# thoughts on corner "room"



## mendozer (May 31, 2020)

I had planned to made a 5ft x 12 ft long room for my cellar in my existing mud room but I'm thinking I want more wall space for fermenters and such. So I thought why not shrink it and made a door on a 45 angle to save walking space. Came up with this quick sketchup.

thing is when you take the starting point of 54" (where I had symmetrical studs on either wall), take away wall width, insulation, etc, you're really only left with 42" or so, then assuming 14" depth for racks/bottles, that shrinks it down even more. My plan was to have stackable racks for most of the storage, with single bottle width horizontal racks for the "outer" walls at least on one wall then some dowels with hooks on the other for hanging salamis and cheeses. 

But when I put the model guy in there it seems so small. When I stand in the corner (no walls or course) it seems doable. 

How much space is enough? Keep in mind this is for wine, salami, and maybe carboy storage. No kicking back having fun in here. It's literally just to store things.


----------



## Khristyjeff (May 31, 2020)

I built a corner pantry that is 50" x 33"so kind of similar. It's big enough to step into and get what we want off the shelves. No dance moves in there to be sure, but more than adequate for our needs. So I say yes, your plan looks good for how you plan to use it. 
One thing I might suggest is that we included an automatic light switch that I don't think I could live without. Here's a picture of our little pantry.


----------



## mendozer (May 31, 2020)

I can wire in a light switch easily or I could put in motion sensor LED bars powered by battery


----------



## ibglowin (Jun 1, 2020)

Seems a bit tight to me. Also you don't want full carboys or anything else up that high. You want them on the floor or close to it. Having to lift a full carboy that high is an accident waiting to happen. I would look for a larger space myself. Convert a portion of a garage or similar if you have one.


----------



## Rice_Guy (Jun 1, 2020)

as a starting point I would look at the door size, if it has a standard 32” one might assume at some point you need 32” turn/ work in front of shelf. If you build a 30” then you could get away with that access. Pushing the pencil for storage in the pilot plant I wound up with two access doors that swing and lock to the floor such that I had 64” of access and minimal access area inside the closet.
When I push the pencil on the yard shed the optimum seems to have a roll up door again so that there is wide access and minimal aisle inside the shed.


----------



## akron (Jun 1, 2020)

Wish I knew Sketchup! neat tool for visualization. I think It is a bit small too. I seem to have lots of things to store like extra carboys, chemicals, yeast, racking equipment, etc. If you only do a few batches a year it might be ok. I like the use of the lower space for bottle storage.
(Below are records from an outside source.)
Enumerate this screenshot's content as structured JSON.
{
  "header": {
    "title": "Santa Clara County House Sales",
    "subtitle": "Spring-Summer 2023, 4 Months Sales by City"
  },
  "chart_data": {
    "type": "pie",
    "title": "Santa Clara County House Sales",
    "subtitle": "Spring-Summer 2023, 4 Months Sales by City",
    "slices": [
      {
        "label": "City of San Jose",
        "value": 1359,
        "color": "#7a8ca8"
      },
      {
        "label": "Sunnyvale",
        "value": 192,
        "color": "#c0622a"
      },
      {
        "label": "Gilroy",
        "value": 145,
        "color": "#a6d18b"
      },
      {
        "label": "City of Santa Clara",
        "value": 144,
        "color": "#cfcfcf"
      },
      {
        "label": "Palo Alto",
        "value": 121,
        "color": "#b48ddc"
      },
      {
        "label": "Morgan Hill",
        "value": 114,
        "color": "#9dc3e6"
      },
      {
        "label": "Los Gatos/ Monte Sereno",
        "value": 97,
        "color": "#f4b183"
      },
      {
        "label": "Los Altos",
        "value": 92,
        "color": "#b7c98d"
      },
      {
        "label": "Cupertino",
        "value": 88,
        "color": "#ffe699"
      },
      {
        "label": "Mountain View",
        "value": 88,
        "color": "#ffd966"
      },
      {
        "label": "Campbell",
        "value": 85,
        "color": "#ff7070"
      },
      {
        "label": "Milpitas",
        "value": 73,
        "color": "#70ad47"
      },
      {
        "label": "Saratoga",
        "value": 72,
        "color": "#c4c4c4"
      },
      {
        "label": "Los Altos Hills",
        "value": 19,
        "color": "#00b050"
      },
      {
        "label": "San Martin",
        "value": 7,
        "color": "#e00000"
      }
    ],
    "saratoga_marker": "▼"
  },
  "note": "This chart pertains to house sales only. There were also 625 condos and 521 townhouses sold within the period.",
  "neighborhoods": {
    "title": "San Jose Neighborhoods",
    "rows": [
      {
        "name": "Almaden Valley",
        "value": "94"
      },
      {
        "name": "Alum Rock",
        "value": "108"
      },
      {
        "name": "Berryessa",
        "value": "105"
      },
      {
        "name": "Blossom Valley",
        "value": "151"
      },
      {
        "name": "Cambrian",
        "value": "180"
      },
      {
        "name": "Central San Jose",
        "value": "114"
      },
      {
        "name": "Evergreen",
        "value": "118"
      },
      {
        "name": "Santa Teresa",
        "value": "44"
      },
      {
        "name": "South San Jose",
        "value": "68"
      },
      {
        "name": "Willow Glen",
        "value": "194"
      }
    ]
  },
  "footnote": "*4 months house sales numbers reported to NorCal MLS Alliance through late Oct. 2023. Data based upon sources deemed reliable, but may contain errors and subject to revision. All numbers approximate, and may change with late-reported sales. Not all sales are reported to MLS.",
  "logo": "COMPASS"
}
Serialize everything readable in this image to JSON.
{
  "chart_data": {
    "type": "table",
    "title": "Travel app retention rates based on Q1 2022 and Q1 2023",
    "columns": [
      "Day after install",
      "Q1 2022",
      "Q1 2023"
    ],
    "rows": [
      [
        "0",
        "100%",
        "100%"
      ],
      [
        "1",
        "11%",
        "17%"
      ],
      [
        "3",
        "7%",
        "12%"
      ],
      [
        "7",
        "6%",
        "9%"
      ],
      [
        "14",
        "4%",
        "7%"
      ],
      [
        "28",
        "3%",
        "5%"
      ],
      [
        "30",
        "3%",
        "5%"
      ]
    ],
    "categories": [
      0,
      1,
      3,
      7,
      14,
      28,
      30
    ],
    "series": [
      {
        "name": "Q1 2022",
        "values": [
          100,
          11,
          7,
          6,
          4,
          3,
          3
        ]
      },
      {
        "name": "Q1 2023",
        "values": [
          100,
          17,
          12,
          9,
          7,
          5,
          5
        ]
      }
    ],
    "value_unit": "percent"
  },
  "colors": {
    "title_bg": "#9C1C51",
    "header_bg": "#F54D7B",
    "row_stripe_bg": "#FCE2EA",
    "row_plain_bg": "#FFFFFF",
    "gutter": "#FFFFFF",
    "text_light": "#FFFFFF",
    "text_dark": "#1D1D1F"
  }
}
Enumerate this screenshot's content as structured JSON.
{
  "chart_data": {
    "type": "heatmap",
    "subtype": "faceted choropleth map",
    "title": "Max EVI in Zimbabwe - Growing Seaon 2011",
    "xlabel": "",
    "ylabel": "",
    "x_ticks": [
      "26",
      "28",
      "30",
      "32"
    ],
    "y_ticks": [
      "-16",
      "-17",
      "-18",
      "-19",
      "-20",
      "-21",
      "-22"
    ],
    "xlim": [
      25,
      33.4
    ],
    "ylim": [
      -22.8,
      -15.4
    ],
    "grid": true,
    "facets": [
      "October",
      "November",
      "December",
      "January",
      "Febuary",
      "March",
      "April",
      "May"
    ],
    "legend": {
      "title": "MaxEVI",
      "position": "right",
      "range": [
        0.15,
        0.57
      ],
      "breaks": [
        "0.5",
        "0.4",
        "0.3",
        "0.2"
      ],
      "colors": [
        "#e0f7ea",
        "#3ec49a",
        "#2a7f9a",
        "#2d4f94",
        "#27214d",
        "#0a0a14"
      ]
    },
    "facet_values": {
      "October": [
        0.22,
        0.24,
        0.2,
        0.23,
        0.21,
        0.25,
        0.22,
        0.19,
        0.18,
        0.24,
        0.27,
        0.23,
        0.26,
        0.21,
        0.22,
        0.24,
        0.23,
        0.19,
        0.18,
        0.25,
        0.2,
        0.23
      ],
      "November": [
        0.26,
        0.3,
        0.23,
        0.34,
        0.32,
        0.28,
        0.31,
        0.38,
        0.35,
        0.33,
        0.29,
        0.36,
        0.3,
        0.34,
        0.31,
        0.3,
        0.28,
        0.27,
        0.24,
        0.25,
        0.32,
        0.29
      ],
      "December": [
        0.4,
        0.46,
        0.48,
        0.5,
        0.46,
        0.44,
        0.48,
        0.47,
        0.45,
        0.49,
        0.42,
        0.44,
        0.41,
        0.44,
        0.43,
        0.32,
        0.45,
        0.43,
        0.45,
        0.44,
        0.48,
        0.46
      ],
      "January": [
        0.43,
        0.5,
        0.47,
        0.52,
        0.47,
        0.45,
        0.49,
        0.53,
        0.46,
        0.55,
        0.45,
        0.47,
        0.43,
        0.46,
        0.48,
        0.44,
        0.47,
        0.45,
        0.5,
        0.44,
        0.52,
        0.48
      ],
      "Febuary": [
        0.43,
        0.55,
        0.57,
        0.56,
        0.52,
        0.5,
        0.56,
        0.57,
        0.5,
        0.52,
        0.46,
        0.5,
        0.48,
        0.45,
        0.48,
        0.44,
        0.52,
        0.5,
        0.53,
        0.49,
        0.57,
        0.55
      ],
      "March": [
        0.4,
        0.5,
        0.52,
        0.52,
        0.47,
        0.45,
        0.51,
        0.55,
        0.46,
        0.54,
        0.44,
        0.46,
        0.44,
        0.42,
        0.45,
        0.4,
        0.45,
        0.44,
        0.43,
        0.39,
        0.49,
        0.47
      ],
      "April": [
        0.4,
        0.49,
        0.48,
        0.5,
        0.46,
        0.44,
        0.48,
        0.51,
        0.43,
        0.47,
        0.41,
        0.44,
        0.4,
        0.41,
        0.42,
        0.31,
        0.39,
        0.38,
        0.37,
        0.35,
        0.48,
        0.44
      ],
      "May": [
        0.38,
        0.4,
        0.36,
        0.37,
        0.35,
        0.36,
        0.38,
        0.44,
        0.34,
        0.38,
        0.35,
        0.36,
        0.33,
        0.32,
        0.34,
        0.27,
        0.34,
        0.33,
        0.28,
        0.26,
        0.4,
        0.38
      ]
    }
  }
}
Not having doors or walls might work too depending on the location...or a removable curtain. As you can see I am spacially challenged with my layout and would really like some more space!


----------



## Rice_Guy (Jun 1, 2020)

When I want to get serious on how the toys fit, I have made 3/8 inch to the foot paper outlines of the major toys and room to easily move em, I am a big fan of flexible carts and tables on wheels to push them out of the way.


akron said:


> Wish I knew Sketchup! neat tool for visualization. I think It is a bit small too. I seem to have lots of things to store like extra carboys, chemicals, yeast, racking equipment, etc. If you only do a few batches a year it might be ok. I like the use of the lower space for bottle storage. Not having doors or walls might work too depending on the location...or a removable curtain. As you can see I am spacially challenged with my layout and would really like some more space!


----------



## SpoiledRotten (Jun 9, 2020)

I’m another with limited space.  I have a closet at the end of our mud/laundry room. This room has a full sink that is equipped with a whole house water filtration under it that I use for filling the primary fermentation container. The closet safely holes 6 car boys, while the shelves above hold my aspirator pump, suction canister, chemicals, bags, or corking supplies, etc.


----------



## Khristyjeff (Jun 9, 2020)

SpoiledRotten said:


> I’m another with limited space.  I have a closet at the end of our mud/laundry room. This room has a full sink that is equipped with a whole house water filtration under it that I use for filling the primary fermentation container. The closet safely holes 6 car boys, while the shelves above hold my aspirator pump, suction canister, chemicals, bags, or corking supplies, etc.View attachment 62191
> View attachment 62192


Very resourceful, Randy!


----------



## akron (Jun 10, 2020)

Looks like some heavy lifting at times!


----------



## mendozer (Jun 25, 2020)

The carboys in my model are empty, storage only. I have room in this area to have carboys, kegs, or conicals on the wall for wine aging. I was only planning on this corner being for bottle storage. While I COULD store aging carboys in there, I don't need to. And it gives me more freedom to have them wherever in that room. Original plan was a big a$$ wine cabinet but this is cheaper and will have walk in space.


----------



## mendozer (Jun 25, 2020)

due to the space I was going to make my own racks since I'll likely have to have it customized. I was on the fence between those stackable wood ones using say 2x4 and 1" wood for the horizontal parts. OR goat panels. no matter what I'm securing them to the wall.


----------



## mendozer (Oct 28, 2020)

I got a good deal on some steel wine racks coming. If I do this 5x5 corner I can fit four (600 bottles), if I do a 5x8 room, I can put six racks, so 750 bottles. The corner has a better "flow" in the room as you walk around that corner to get to the next space, so the rectangle would impede that more. But the space saving would allow me to store the wine press in there vs the shed outside. Both have their pros and cons.


----------